Tantanmen, which finds its origins in the Sichuan dish dan dan noodles, derives its power not from a labored broth, but from a mildly sweet soy milk base combined with flavorful seasonings, which the Japanese call tare.
Here, buttery Chinese or Japanese sesame paste, which has a richer and more robust finish than tahini, is paired with soy sauce, rice vinegar, chile oil and sugar to impart earthiness to the broth. Doubanjiang, the spicy sauce from Sichuan composed of fermented fava beans and a local variety of chile known as er jing tiao, is often included for depth and extra heat, so feel free to add a couple of tablespoons, to taste, if you have some on hand.
As is often the case in food, the best dishes are defined by balance. Tantanmen is no exception, getting its roundedness from kombu, or dried kelp. While optional, its addition softens any sharp flavors and quietly amplifies other ingredients without overshadowing them. Simply add a piece to your vegetable stock as it heats up, and, in less than 10 minutes, it will taste more savory, slightly sweeter and fuller bodied.
The options for toppings are many and varied, but it’s always a good idea to add some protein. Tantanmen is normally made with pork or chicken, but this vegan version relies on hearty, satisfying tofu and doesn’t compromise taste or heft. The simple method used here calls for pan-frying thick slices of seasoned tofu, which can be used in salads (simply cut the slices into triangles or strips), tacos, veggie burgers, or served with brown rice and a peanut sauce.

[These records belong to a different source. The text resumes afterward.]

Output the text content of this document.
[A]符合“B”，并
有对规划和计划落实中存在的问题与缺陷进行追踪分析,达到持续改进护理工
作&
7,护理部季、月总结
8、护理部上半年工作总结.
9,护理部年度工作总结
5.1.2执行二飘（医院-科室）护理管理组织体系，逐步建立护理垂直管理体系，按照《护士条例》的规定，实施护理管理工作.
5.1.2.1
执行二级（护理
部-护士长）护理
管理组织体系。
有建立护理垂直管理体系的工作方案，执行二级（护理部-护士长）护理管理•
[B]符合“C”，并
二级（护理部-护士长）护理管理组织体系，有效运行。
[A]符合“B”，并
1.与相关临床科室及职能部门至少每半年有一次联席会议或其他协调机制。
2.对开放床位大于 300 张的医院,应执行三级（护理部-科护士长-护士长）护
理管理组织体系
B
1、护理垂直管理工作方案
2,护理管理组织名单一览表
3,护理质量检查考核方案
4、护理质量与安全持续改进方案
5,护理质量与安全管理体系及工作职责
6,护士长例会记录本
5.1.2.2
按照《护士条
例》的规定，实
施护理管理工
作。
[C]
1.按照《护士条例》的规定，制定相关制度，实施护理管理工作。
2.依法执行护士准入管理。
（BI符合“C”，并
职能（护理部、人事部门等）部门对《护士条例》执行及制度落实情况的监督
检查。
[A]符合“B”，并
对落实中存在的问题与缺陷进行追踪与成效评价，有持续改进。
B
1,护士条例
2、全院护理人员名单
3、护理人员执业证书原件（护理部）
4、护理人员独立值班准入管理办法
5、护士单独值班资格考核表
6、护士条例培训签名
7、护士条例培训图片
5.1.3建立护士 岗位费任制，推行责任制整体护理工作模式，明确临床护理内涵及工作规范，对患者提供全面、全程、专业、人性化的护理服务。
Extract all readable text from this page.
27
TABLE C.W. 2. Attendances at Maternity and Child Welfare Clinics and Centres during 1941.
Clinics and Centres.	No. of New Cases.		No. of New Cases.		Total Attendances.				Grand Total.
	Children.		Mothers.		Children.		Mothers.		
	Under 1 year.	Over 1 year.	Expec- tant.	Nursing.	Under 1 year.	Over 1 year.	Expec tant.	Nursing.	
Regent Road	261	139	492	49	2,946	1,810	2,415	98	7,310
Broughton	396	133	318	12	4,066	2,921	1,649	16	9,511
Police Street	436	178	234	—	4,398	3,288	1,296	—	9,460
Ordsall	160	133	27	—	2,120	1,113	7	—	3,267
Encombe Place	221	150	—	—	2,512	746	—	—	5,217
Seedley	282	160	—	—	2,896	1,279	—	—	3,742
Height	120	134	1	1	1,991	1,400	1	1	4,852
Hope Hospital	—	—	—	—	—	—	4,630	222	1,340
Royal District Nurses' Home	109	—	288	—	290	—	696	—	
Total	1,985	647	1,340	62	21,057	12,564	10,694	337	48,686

Corn provides a sweet counterbalance to the deeply savory broth, while shiitake mushrooms absorbs and intensifies the thick broth’s flavor.
Once your broth and noodles are in the bowl, don’t hang around. This fast dish is best eaten with a sense of urgency: Take cues from Japanese diners, and give yourself five minutes to slurp it all up to avoid the utter joylessness of soggy noodles.